First try moving obd_debugfs_vars after obd_kset to see if this causes the slowdown again. If not, then the problem is obd_kset or earlier, so try moving it immediately before obd_kset (this is the largest field so makes it difficult to "bisect" exactly). If the problem is still not seen, move it after obd_evict_list, etc. Essentially, when obd_debugfs_vars is immediately before the offending struct the performance will be bad, and when it is immediately after the struct then the performance problem should go away. Once you find out what the structure is, try moving that field to be at the start of struct obd_device so that there is no chance of it being misaligned, after obd_lu_dev and after obd_recovery_expired. If these also show good performance, then this can be a permanent solution (I would prefer after obd_recovery_expired since these bitfields are very commonly used).

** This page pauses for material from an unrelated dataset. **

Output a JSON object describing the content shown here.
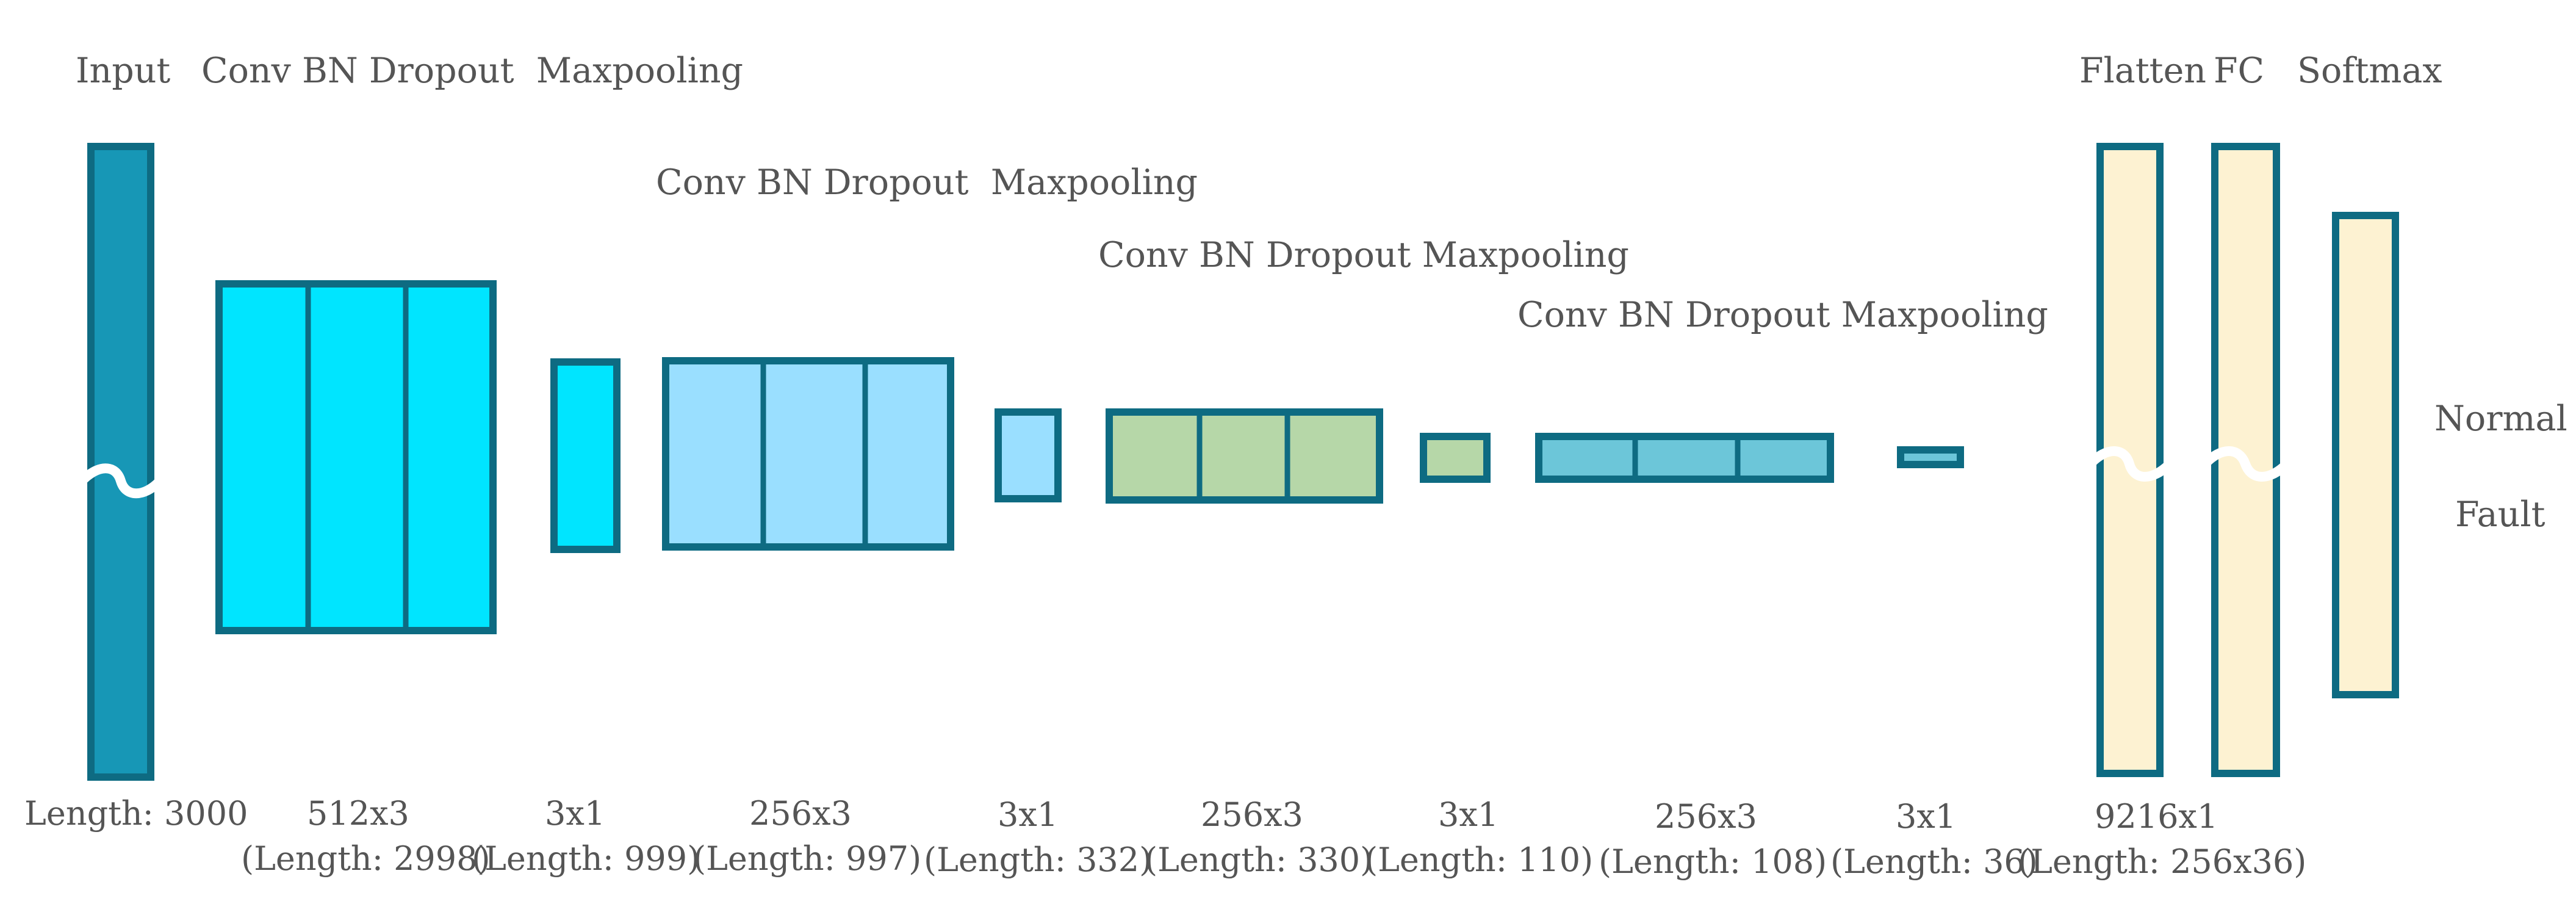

Please run the "pahole" command on the obdclass.ko module to show the "good" and "bad" structures to see what the problem is, and attach the results here.
Neil, James, since the obd_kobj and obd_ktype fields are recent additions and the largest fields in this area, it seems likely that they are the culprit here. Is there anything "special" about them that would require their alignment, or to avoid cacheline contention? Are they "hot" and referenced/refcounted continuously during object access?